I am a chameleon.
Ever since I can remember, I had the ability to blend in with any group. The bigger the crowd, the better my assimilation. It's not a conscious act on my part. It is as natural as breathing and as difficult to control. I can hold it at bay for brief moments but eventually my natural tendency kicks in and I become part of the landscape.
Gestures, accents, gender, ethnicity, even skin colour - none of those matter. I mimic them as easy as you breathe.
Whether it's a gang of ginger-haired terrors one minute or tea-drinking grannies sharing knitting patterns the next, I have one of those faces. It's familiar to everyone. Often because it's most like the one that looks back at you from a mirror every morning.
I am whoever is around me. Sitting at home, alone, I am barely myself. Music, books, decor are all from the people I have been over the years. I look in the mirror and see no one. Just a blank face waiting for colour and expression. I do not know my right from your wrong. I am no one and everyone.
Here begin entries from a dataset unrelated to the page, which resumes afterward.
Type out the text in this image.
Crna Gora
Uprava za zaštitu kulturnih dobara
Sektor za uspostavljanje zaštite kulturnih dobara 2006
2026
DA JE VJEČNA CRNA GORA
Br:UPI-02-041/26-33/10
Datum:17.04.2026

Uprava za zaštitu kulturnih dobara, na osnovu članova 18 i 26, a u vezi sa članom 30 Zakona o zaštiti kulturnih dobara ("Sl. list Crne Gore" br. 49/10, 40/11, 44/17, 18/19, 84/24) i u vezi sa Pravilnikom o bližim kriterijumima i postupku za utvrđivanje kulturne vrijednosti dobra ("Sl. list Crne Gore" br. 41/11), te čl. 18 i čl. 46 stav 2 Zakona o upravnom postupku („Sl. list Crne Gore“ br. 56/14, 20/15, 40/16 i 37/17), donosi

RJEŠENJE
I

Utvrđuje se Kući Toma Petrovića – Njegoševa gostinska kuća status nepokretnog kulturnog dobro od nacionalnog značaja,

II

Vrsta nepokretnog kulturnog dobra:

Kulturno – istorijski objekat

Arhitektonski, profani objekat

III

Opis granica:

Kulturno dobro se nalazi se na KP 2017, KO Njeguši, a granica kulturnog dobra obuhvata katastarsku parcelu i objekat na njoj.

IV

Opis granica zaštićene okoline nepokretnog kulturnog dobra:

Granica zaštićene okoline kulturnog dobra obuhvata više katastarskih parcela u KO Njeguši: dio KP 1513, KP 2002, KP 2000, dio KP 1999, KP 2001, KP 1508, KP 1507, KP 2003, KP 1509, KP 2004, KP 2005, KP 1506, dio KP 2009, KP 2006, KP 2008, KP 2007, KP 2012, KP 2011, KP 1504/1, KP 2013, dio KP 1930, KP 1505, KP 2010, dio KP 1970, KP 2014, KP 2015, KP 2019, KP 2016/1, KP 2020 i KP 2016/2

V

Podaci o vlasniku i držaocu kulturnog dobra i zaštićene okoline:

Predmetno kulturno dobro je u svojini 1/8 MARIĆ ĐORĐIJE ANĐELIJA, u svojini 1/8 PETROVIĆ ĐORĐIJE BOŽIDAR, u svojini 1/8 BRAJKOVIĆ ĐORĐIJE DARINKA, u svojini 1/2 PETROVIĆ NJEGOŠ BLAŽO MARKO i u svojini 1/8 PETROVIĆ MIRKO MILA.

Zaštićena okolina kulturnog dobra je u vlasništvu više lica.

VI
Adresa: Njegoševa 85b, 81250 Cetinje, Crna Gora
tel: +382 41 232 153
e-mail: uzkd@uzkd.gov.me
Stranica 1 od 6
I do my best to be around good people. Caring people full of kindness, empathy and compassion. I have been on both sides of most debates. Been bullied, beaten and spat upon because of my gender, colour of skin or clothing. Being a chameleon means I know fear, hatred and violence. I try to choose the side of love but that often results in more beatings.
I have hidden in my room, away from all the different skins, but that was as lonely as blending in the crowd. Self-loathing is more destructive than external hate.
Tonight, I will shake off the oppressive mantle of self-doubt and join the biggest party of revelers I can find. People who know how to have fun in the face of opposition, pride in who they are, and dance regardless of who is watching. Tonight I will be a gay Latino and love life.